В вероятностно-статистической теории информация выступает в качестве снимаемой, уменьшаемой неопределенности, а ее количество измеряется посредством вероятности. Дело в том, что неопределенность (ее степень) характеризует отношение всей совокупности элементов множества, из которого происходит выбор, 1 к выбираемым, а вероятность есть обратное отношение, т. е. отношение выбираемых элементов ко всей их совокупности. Эта идея о взаимосвязи вероятности и степени неопределенности легла ; в основу определения понятия количества информации: индивидуального (как отрицательного логарифма от вероятности одного выбора), так и среднего — как математического ожидания от отрицательного логарифма вероятности, рассматриваемого в качестве случайной величины.

Однако вероятностно-статистическая теория информации не является единственной, появились и другие математические варианты определения понятия количества информации. В 1955 г. американский биофизик и социолог Н.П.Рашевский предложил топологический подход для измерения количества информации в топологических комплексах — графах (предложение Н.П.Рашевского развили его ученики Г. Карреман, Э. Тракко). Количество информации здесь измеряется в зависимости от количества топологических различий вершин графов.

Широкое распространение получил комбинаторный подход к определению количества информации, идея которого содержалась уже в формуле количества информации, предложенной еще Хартли (как логарифма возможного множества различных сообщений). Комбинаторный подход выделяет лишь количество элементов и их отношения в конечной совокупности. Наиболее развитым в математическом отношении является такой вариант комбинаторного подхода в теории информации, как эпсилон-энтропия (А.Н.Колмогоров, В.М. Тихомиров, А.Г.Витушкин и др.).

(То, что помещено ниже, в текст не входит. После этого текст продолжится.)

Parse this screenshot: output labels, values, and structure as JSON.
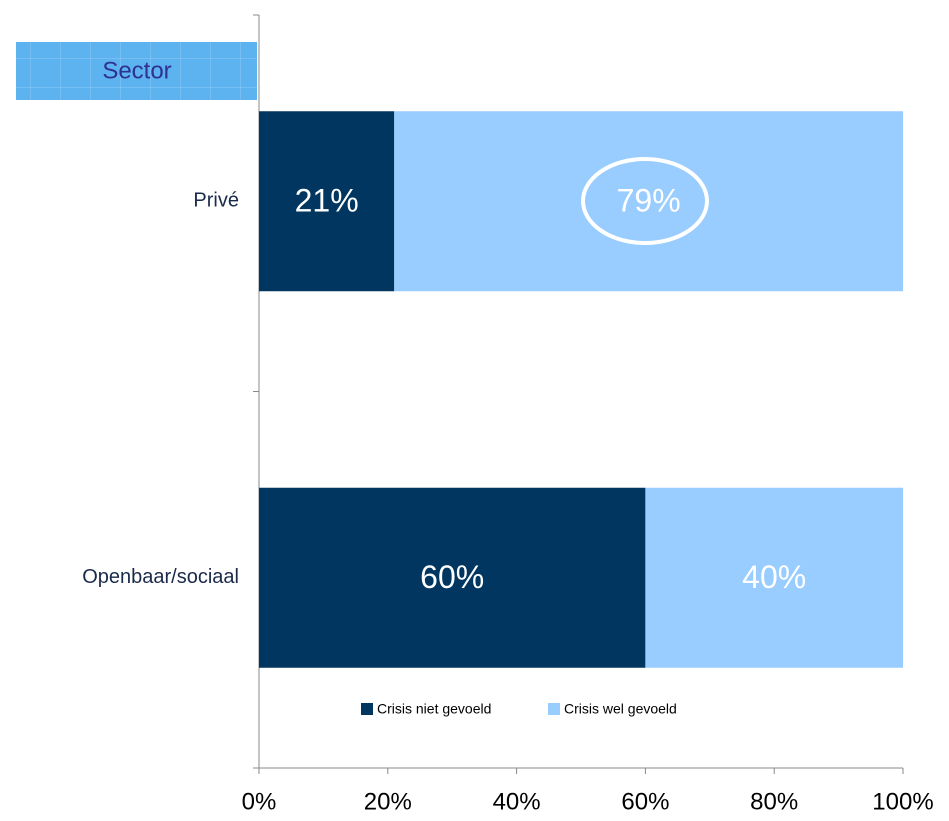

Существуют также работы, в которых понятие количества информации применяется и для характеристики динамических систем (работы В.А.Рохлина, Я.Г. Синая и др.). Здесь динамические системы понимаются не в плане противопоставления статическим, а как противоположность статистическим (это связано с различным характером причинно-следственных отношений).

В 1965 г. А.Н.Колмогоров предложил принципиально новое, алгоритмическое определение понятия количества информации. Идея этого невероятностного подхода заключается в том, что количество информации определяется как минимальная длина программы, позволяющая однозначно преобразовать один объект (множество) в другой объект (множество). Чем больше различаются два объекта между собой, тем сложнее (длиннее) оказывается программа перехода от одного объекта к другому. Программа измеряет степень тождества (или различия) двух объектов, выражает эту степень количеством команд, инструкций, которые необходимо реализовать, выполнив в определенном порядке систему операций, переводящих один объект в другой.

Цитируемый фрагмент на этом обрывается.